1. Source-Based Misconception
The Myth: Alignment results in judgments about the "quality" of courses or curriculum.
What Drives the Myth: Erroneous belief that skill standards, just like academic standards, define "hard requirements" that programs must meet in order to be deemed "of quality."
Impact: It fosters a view of alignment as an evaluation of courses or curriculum. Hence, educators construe resulting "alignment gaps" as criticisms of their capability to teach their students what they need to succeed in the world of work. This "myth" fosters "defensiveness" resulting in lack of acceptance of alignment information.
Making it Right: Skill standards delineate industry's expectations of individuals; not industry's requirements of educational institutions. Industry expects individuals to gain knowledge and skills from a variety of sources including (among others) self-directed learning, education and training, work experience, and company-specific training. There is no way that educators can cover the full scope of knowledge and skills identified in skill standards. Hence, educators need to focus less on trying to cover the full scope of knowledge and skills identified in skill standards, and focus more on how efficiently and effectively they cover the relevant segments of the skill standards.
2. Process-Based Misconception
The Myth: Alignment is a generic, goal-neutral, "auditing" process and is an "end" in itself.
What Drives the Myth: Skill standards proponents send an overly simplistic message that aligning to skill standards is an "auditing" process that uses a "degree of alignment" metric with a "passing score" that, when met, will result in a "good housekeeping seal of approval."
Impact: It fosters a view that alignment has a singular purpose.
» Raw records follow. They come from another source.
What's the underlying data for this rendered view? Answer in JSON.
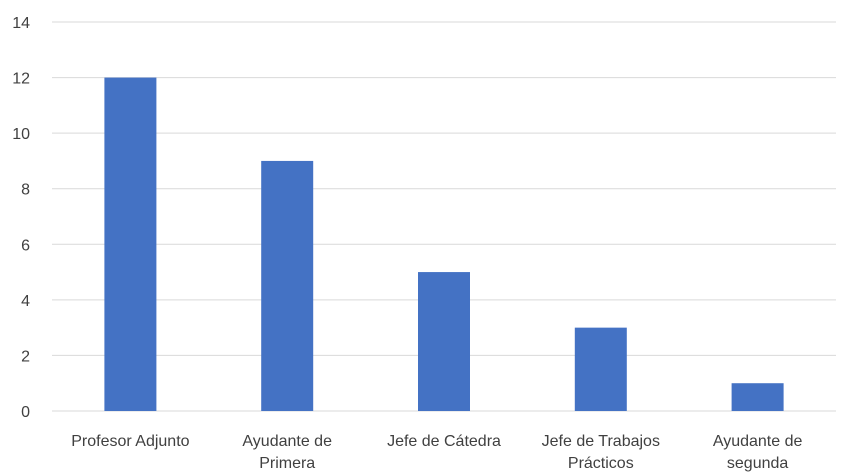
{
  "chart_data": {
    "type": "bar",
    "categories": [
      [
        "Profesor Adjunto"
      ],
      [
        "Ayudante de",
        "Primera"
      ],
      [
        "Jefe de Cátedra"
      ],
      [
        "Jefe de Trabajos",
        "Prácticos"
      ],
      [
        "Ayudante de",
        "segunda"
      ]
    ],
    "values": [
      12,
      9,
      5,
      3,
      1
    ],
    "title": "",
    "xlabel": "",
    "ylabel": "",
    "ylim": [
      0,
      14
    ],
    "yticks": [
      0,
      2,
      4,
      6,
      8,
      10,
      12,
      14
    ],
    "grid": true,
    "legend": "none",
    "colors": {
      "bar": "#4472C4",
      "grid": "#D9D9D9",
      "text": "#404040"
    }
  }
}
Blind acceptance of this belief results in either outright dismissal of alignment, or failure to identify goals or questions to guide the alignment process.
Making it Right: View alignment as a process for supporting pursuit of specific goals. It
does not end with information describing the "mapping" between courses or curriculum and skill standards. It ends when educators achieve the pre-defined alignment goals. Alignment goals drive the process, and not vice versa. In general, educators have two related, but distinct, alignment goals: (1) content-related goals (such as content relevance, efficiency with which a sequence of course cover content, etc.), and (2) context-related goals (such as determining if the content is presented at the appropriate level, use of "real- world" scenarios as a backdrop for teaching content, etc.). Each type of goal requires the application of a different alignment process.
3. Results-Based Misconception
The Myth: Alignment results in prescribed curriculum or courses.
What Drives the Myth: Based on experience with implementation of "academic
standards" that typically results in prescribed courses or curriculum.
Impact: It fosters a view that alignment will result in prescriptions for "standardized" courses or curriculum. It fosters the perception that alignment will strip or constrain educators' "academic freedom."
Making it Right: Alignment is NOT instructional design. It is more like a front-end needs analysis that precedes instructional design. Supporting content-related alignment goals, alignment results in: (1) a general listing of baseline topic areas that should be considered when developing or adjusting courses or curriculum, or (2) a map of where specific instances of general topic areas reside within the current set of courses or curriculum. Determining how to cover the general topic areas, in terms of the details of what will actually be taught and the sequence with which they will be taught, requires educators' content and pedagogy expertise. Alignment does not result in prescriptions. It results in building-block recommendations that educators must "flesh out" and shape for alignment to succeed.